No momento em que escrevo, cai-me o olho cansado num número hors série de “Le Point”. São 98 páginas sobre Frédéric Dard “San Antonio personanages, langue, philosophie” (ou como diz também a capa “le genial universo de F D”

Eu tomei conhecimento com este autor e com uma boa centena de romances mais ou menos policiais, graças a um amigo italiano, sardo, especialista em restauração. que, naquela época corria a europa para se familiarizar com as línguas mais importantes. Já tinha feito a Inglaterra e a França onde descobrira San Antonio e encontramo-nos em Berlin, ambos estudantes de alemão no Goethe.

A princípio desconfiei daqueles livros, com capas de romance de “gare ferroviária”. Porém, a linguagem era espantosa, vibrante, inventiva, oh quão inventiva e inventada! E havia humor às mãos cheias, um pequeno fundo de erotismo e aventuras rocambolescas. Eu, em 1970, ainda era muito “dogmático”, quase um “ortodoxo (para não dizer um ortorrômbico”)Vinha de um país triste e cinzento, de um presente sem futuro e, francamente, a RDA onde íamos frequentemente almoçar ou ver os extraordinários museus, anunciava-me se tudo corresse como se esperava um futuro pouco risonho, cinzento também. Todavia, o facto de estar uns meses fora da pátria madrasta, o “berliner Luft” (o ar de Berlin, ocidental e cheio de vida) e o encontro com gente de outros sítios ajudou muito. E, pouco a pouco fui cedendo à loucura admirável de Dard, aliás San Antonio.

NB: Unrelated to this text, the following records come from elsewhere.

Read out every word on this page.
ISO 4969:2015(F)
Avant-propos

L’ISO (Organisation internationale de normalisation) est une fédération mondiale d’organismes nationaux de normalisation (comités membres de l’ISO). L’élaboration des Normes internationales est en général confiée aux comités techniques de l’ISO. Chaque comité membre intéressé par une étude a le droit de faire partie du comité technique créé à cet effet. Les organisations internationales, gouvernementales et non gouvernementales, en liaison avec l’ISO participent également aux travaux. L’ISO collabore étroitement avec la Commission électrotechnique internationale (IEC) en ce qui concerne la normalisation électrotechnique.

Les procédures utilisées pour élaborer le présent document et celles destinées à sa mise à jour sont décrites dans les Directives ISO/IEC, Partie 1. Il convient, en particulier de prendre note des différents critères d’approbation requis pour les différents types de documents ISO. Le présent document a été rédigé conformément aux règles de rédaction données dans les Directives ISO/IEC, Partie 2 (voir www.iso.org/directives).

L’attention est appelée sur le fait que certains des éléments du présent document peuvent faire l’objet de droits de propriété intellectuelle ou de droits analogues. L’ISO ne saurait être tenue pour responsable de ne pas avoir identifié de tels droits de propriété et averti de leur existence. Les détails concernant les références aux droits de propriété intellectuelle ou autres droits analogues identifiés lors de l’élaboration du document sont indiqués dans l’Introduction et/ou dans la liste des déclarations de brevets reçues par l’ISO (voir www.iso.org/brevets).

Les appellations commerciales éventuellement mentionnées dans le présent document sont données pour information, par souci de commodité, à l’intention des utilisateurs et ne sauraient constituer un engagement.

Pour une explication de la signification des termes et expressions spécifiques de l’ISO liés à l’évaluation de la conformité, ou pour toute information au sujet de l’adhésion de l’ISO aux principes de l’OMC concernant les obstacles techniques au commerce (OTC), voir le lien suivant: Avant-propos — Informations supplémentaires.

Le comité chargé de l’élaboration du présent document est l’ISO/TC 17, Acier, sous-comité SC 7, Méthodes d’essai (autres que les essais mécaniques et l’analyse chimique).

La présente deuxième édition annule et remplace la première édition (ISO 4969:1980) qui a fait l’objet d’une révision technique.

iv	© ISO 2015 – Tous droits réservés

Ou vice-versa. Hoje possuo umas dezenas de romances (o que aliás não representará sequer 30% da produção do autor, tenho um Dicionário gordo e universitário sobre o homem e há notícia de uma boa dúzia de teses universitárias. Ou seja, o autor, popular e brejeiro, converteu-se num tema sério estudioso vários anos após a sua morte. Confesso que, depois de ter ouvidas algumas (des vertes et pas mures...) críticas a esta minha grosseira inclinação, sinto uma certa satisfação vingativa.

Isto, aliás ocorreu-me com várias outras leituras (nem falo do Verne e do Salgari) como por exemplo o “Catalogue des objects introuvables” de um certo Carelman, homem de transbordante e delirante imaginação que no final dos anos 60 montou uma exposição com objecto, criados por ele evidentemente, absolutamente inexistentes ou inúteis como o preservativ em renda (que também se faria, por encomenda “em ponto de Alençon, de Bruges e de Bruxelas. Elegante e refinado” ((da legenda)) ) Trouxe o catálogo ainda numa 1ª versão modesta de Paris (1969) mas não resisti à versão definitiva e de luxo da mesma editora (Balland) já dos anos 80.

Os meus amigos, endurecidos pela crise de 69 acharam aquilo uma esquisitice quando não uma perversão cultural e política. Não foram precisos muitos anos para assegurar a perenidade de Carelman e para esconder, ou escurecer, muitos dos “maitres a penser” desses anos de brasa.

Tenho umas prateleiras cheias de títulos delirantes, que me enche(ra)m de gozo e que algum dia publicarei como obras a ler impreterivelmente para não levar demasiado a sério o que se escreve e edita.

E entre elas, claro, o impagável tratado do abade Louis Betelheem, “Romans a lire &romans a proscrire” (essai de classification au point de vue moral des principaux romans et romanciers de notre époque(1880-1908)avec notes et indications practiques) de que tenho a 4ª edição (1908) dada à estampa em Cambrai, pela casa Oscar Masson, rue de Noyon, 13. São 382 páginas que o meu amigo Y me obrigou a mandar fotocopiar para ele se poder regalar. O sacaninha ainda por cima avisou que não aceitava umas fotocópias merdosas em papel merdoso mas coisa que se visse. Gastei um dinheirão e ele, volta que não volta, telefona a dizer que já conseguiu o livro X ou Y do inventário das obras “más. Devo esclarecer que nos centos de autores proscritos há uma imensa maioria de absolutos desconhecidos, pelo menos para nós. Só o alucinado Y se lembraria de os desenterrar do merecido cemitério onde caíram não por obra do abade mas apenas pela do tempo.

 Não há livros maus mas apenas livros à procura do leitor desconhecido que os lerá com carinho, entusiasmo  e emoção.

* A vinheta é obviamente da autoria de Carelman. Não será exactamente o que se esperaria de um leitor apaixonado por Dante  mas tenho por certo que isso não levaria o florentino ilustre a enviar-me para o inferno.